In this post, we dive deeper into how indemnity agreements save the day and the ways anti-indemnity statutes work to fight their power.
Contractual indemnity transfers risk from one party to another. A typical indemnity agreement involves an indemnitor (usually a downstream party) promising to hold an indemnitee (the upstream party) harmless for claims and losses.
For context, Real Good Builders hires Pete’s Painters for work on a construction project. The contract includes an indemnity provision requiring Pete’s Painters (indemnitor) to assume the financial liabilities for work on the project by holding Real Good Builders (indemnitee) harmless should a claim arise.
Types of Indemnity Provisions
Three indemnity provisions exist. Each creates a different level of protection for the indemnitee.
Broad Form Indemnity
Broad form translates to broad protection. This is a one-sided agreement fully favoring the indemnitee. The indemnitor contractually agrees to hold an indemnitee harmless for 100% of the liability, even if the indemnitor holds no responsibility for causing the loss. This is done through contract language “caused by … in whole.” Because of the significant financial burden placed on downstream parties, less than 10 states permit broad form indemnity. Even those jurisdictions require certain criteria to make the agreement enforceable.
Let’s say Jerry, a passerby, suffers a concussion after hitting his head on scaffolding paid for and set up by Real Good Builders for Pete’s Painters. Jerry sues for $100,000. Even though Pete’s work did not directly cause Jerry’s injury, it must assume full responsibility for the claim.
Intermediate Form Indemnity
This form also transfers full responsibility for a loss to the indemnitor, but only if it partially contributed to the loss. Even if fault is just 1%, they must assume 100% of the financial burden. The contract reads “caused by … in whole or in part.” More than half of US states allow intermediate form indemnity.
Jerry sues for $100,000. The insurer finds that Real Good Builders provided the faulty scaffolding, but Pete’s Painters was supposed to check it. Since Pete’s had a hand in the events causing the injury, it must assume full claim responsibility.
Limited Form Indemnity
This form equally favors the indemnitor and indemnitee. The parties split the liability based on degree of fault and only pay for their percentage of the damages. Limited form protects the indemnitee by stating “but only to the extent caused by [the negligent acts or omissions of] the (indemnitor)” in the contract. All states accept limited form indemnity agreements.
When Jerry takes his case to court, the judge finds Real Good Builders is 75% at fault. Pete’s Painters contributed to the injury only 25% by failing to spot the problem. Real Good Builders must pay Jerry $75,000 and Pete’s Painters covers the remaining $25,000.

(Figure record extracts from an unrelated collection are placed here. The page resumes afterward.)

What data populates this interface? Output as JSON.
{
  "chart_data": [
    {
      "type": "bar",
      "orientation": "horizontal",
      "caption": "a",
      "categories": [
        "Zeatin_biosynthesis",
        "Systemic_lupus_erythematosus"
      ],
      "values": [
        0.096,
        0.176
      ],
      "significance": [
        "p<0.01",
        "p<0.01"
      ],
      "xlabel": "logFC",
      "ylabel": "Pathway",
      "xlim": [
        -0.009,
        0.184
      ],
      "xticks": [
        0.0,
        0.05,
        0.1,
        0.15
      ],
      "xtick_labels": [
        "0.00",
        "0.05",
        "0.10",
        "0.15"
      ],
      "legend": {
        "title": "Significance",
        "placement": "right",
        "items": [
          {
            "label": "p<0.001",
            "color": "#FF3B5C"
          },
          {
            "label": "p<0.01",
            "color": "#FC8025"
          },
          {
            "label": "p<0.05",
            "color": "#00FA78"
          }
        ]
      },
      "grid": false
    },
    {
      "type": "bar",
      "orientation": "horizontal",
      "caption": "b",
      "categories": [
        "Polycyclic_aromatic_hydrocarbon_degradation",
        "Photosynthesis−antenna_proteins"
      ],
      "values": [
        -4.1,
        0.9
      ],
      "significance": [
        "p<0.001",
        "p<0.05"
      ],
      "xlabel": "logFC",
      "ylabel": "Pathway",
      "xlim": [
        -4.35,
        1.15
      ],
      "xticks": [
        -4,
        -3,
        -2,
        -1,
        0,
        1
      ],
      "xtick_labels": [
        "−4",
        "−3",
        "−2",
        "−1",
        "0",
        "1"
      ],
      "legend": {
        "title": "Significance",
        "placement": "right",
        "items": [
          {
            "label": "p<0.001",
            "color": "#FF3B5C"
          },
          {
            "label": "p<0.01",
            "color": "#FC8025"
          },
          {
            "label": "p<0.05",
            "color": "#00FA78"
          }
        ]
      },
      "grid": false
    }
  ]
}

The indemnitee is covered and the indemnitor assumes the risk. All is well in Metropolis. But depending on where the work occurs, a state’s anti-indemnity statute can weaken the power of the agreement just like kryptonite.
Anti-indemnity statutes use public policy to limit the amount of indemnification a contract can require. States enacted them to fight an imbalance of negotiating power between upstream and downstream entities. They protect indemnitors from taking on more than their fair share of the risk. Anti-indemnity legislation largely targets the construction industry with 45 states having statutes.
Anti-Indemnity’s Impact on Additional Insured Endorsements
Insurance is a type of indemnity agreement, but indemnity is not insurance. Rather, indemnity provides assurance. The provision is only as good as the indemnitor’s ability to comply with the agreement.
As a result, indemnity clauses often are connected to additional insured endorsements as a parallel risk-transfer strategy. Additional insureds receive coverage under a named insured’s (such as a subcontractor) insurance policy.
Since additional insured endorsements have the same goal as indemnity agreements, states now are debating if they should be regulated similarly. Court verdicts vary and so does the law.
Indemnification and additional insured endorsements are a great idea for upstream parties least capable of directly controlling risk. However, companies should check contract language to ensure legal compliance within every state in which it does business.